PS: I know its a tree not a graph, but I thought that a graph was the answer, then realised it was a world of pain for little memory saving so we now have a tree.
buildgraph
I have seen it fail to build a valid table with less than 4 items and not handle look-up correctly with less than 8. I assume this is due to the masks used in the new compression step. If you are using this for less that 8 items, you are touched as it is a big overhead for that few items.
There is a further compression. After all the pruning has been done some of the leaf symbols are not used to the symbol table can be made smaller by checking if they are used within the symbol table lookup.
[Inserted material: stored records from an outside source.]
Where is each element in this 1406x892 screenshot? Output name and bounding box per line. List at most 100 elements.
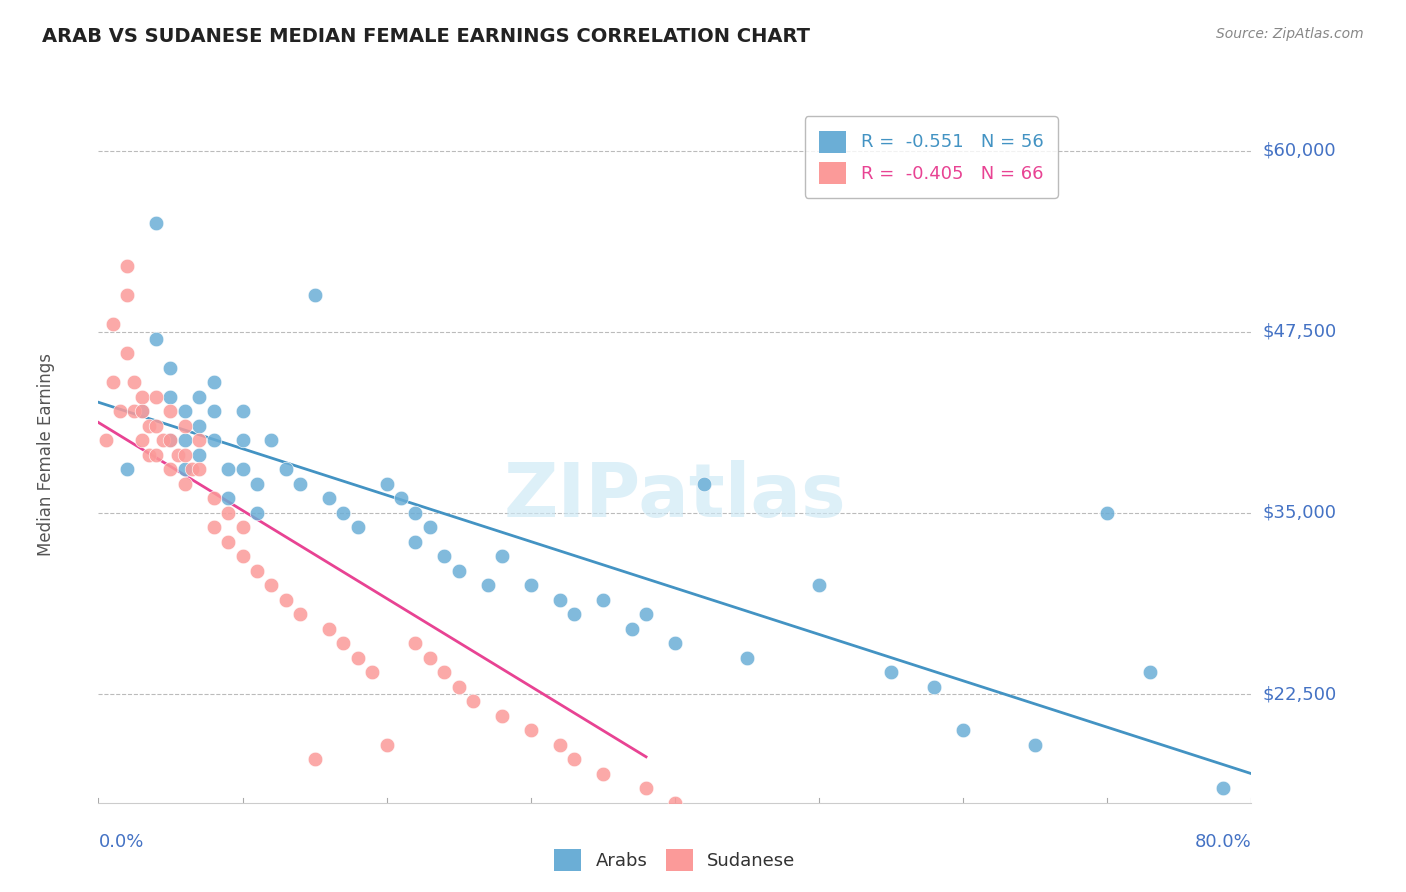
Point bbox=[491, 549, 513, 564]
Point bbox=[159, 434, 181, 448]
Point bbox=[117, 288, 138, 302]
Point bbox=[375, 738, 398, 752]
Point bbox=[217, 506, 239, 520]
Point bbox=[807, 578, 830, 592]
Point bbox=[592, 593, 614, 607]
Point bbox=[260, 578, 283, 592]
Text: 80.0%: 80.0% bbox=[1195, 833, 1251, 851]
Point bbox=[231, 549, 254, 564]
Text: Source: ZipAtlas.com: Source: ZipAtlas.com bbox=[1216, 27, 1364, 41]
Point bbox=[145, 419, 167, 434]
Text: ARAB VS SUDANESE MEDIAN FEMALE EARNINGS CORRELATION CHART: ARAB VS SUDANESE MEDIAN FEMALE EARNINGS … bbox=[42, 27, 810, 45]
Point bbox=[101, 318, 124, 332]
Point bbox=[131, 434, 153, 448]
Point bbox=[636, 781, 658, 796]
Point bbox=[174, 434, 197, 448]
Point bbox=[260, 434, 283, 448]
Point bbox=[290, 477, 312, 491]
Point bbox=[461, 694, 484, 708]
Point bbox=[1212, 781, 1234, 796]
Point bbox=[477, 578, 499, 592]
Point bbox=[274, 462, 297, 476]
Point bbox=[520, 723, 543, 738]
Point bbox=[202, 404, 225, 418]
Point bbox=[174, 462, 197, 476]
Point bbox=[562, 752, 585, 766]
Point bbox=[807, 854, 830, 868]
Point bbox=[592, 767, 614, 781]
Text: $47,500: $47,500 bbox=[1263, 323, 1337, 341]
Point bbox=[108, 404, 131, 418]
Point bbox=[346, 520, 368, 534]
Point bbox=[152, 434, 174, 448]
Point bbox=[188, 462, 211, 476]
Point bbox=[693, 477, 716, 491]
Point bbox=[405, 636, 427, 650]
Point bbox=[231, 462, 254, 476]
Text: $35,000: $35,000 bbox=[1263, 504, 1337, 522]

If they are not used then remove them from the table and make the whole table smaller.
30 years of computing and I did not know that uppercase ASCII and lower case are different by one bit in the high nibble. I can now make this a lot quicker and the table smaller for case independent lookups by using this simple fact. So to optimise the whole thing remove the dup symbols and use the bit twiddle during the search. I assume this is what tolower() does, but it means only one pass over the string saving a loop each search.
(PS: hopefully I did know this once and have forgotten this fact.)